The experimental platform builds on the authors’ previous open‑source testbed (Open5GS + UERANSIM) but replaces UERANSIM with OpenAirInterface (OAI) to support a fully disaggregated RAN. Each network function—5GC, CU‑CP, CU‑UP, DU, UPF, and the UE—is containerized and connected via dedicated Docker bridges that emulate the 3GPP interfaces. The testbed implements all optional security controls identified in the 3GPP specifications: six IPsec ESP configurations (varying cipher and authentication algorithms) and a single DTLS configuration (AES‑GCM 128‑bit with three different key‑exchange/authentication methods). Security associations are established once during the discovery phase, mirroring operational networks where re‑handshakes are rare; therefore, measurements focus solely on the per‑packet encryption and integrity‑protection overhead.

Latency measurements across individual interfaces show that IPsec adds only 10–60 µs of extra delay, regardless of the chosen cipher suite, while DTLS incurs slightly higher overhead (≈70–90 µs). Notably, the F1‑U interface—responsible for both user data and control traffic between CU‑UP and DU—exhibits minimal latency increase when secured, contradicting earlier assumptions that user‑plane security would be a bottleneck. The authors also confirm that the N3 interface (CU‑UP ↔ UPF) behaves similarly.

When aggregating the overhead across the full end‑to‑end user‑plane path (UE → CU‑UP → DU → UPF), the cumulative security‑induced latency pushes the RTT beyond the 1 ms target, even though each individual hop remains within the sub‑100 µs range. In a monolithic RAN the baseline RTT is roughly 0.9 ms; disaggregation without security reduces it to about 0.6 ms due to edge placement, but enabling security raises the RTT to 1.2–1.4 ms. This demonstrates that cryptographic processing alone can dominate the latency budget in ultra‑low‑latency scenarios.

The paper’s contributions are fourfold: (1) practical insights from industry partners on security‑performance trade‑offs in disaggregated RANs; (2) the first open‑source testbed that supports all optional internal RAN security controls; (3) a detailed per‑interface latency analysis identifying IPsec as the most latency‑efficient option; and (4) an end‑to‑end user‑plane latency evaluation showing that achieving sub‑1 ms RTT while maintaining strong security remains challenging.

The authors acknowledge limitations: the experiments are conducted in a controlled lab environment with a single UE and limited traffic patterns, and they do not explore hardware acceleration, multi‑user scheduling effects, or large‑scale carrier deployments. Future work is suggested to investigate lightweight cryptographic algorithms, hardware‑based offloading, and adaptive security policies that can dynamically balance latency and protection based on service requirements.
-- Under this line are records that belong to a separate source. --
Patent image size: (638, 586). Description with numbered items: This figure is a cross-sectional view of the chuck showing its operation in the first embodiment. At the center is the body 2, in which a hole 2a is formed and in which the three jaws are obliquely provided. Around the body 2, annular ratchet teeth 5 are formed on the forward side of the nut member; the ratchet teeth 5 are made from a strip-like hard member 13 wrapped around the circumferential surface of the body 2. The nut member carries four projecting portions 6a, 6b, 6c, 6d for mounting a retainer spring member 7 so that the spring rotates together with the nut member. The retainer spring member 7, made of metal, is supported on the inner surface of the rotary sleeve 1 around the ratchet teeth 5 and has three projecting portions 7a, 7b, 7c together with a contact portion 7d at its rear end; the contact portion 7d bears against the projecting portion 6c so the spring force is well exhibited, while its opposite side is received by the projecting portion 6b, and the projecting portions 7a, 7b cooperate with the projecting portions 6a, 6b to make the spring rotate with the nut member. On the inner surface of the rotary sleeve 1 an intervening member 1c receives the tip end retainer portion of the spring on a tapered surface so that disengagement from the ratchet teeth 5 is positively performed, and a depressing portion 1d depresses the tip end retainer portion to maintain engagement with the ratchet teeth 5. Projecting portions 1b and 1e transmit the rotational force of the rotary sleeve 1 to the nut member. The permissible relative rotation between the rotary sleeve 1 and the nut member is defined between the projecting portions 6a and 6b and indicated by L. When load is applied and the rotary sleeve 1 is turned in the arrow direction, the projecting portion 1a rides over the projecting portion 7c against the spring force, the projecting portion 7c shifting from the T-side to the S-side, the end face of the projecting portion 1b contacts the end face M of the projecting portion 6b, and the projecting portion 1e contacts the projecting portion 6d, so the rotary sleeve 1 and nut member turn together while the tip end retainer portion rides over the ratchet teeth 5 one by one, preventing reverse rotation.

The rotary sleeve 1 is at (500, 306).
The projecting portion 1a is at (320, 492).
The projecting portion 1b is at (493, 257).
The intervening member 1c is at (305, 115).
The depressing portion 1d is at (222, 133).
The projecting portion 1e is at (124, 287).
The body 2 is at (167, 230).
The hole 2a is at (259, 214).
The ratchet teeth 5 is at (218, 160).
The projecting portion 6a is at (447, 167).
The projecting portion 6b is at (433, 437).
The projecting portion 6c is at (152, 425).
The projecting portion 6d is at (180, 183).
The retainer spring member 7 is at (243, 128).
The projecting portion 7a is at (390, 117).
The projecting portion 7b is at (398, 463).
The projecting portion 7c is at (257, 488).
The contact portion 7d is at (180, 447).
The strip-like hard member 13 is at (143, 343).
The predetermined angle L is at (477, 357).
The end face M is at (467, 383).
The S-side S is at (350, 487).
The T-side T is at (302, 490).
In conclusion, the study provides quantitative evidence that optional security mechanisms, particularly IPsec, can be deployed on disaggregated 5G RAN interfaces with modest per‑hop latency penalties, but the aggregate effect still threatens the ambitious sub‑1 ms RTT goal. Network designers must therefore consider security overhead in their latency budgets and explore optimization techniques—such as cryptographic acceleration or selective security—to reconcile the dual objectives of ultra‑low latency and robust protection in next‑generation mobile networks.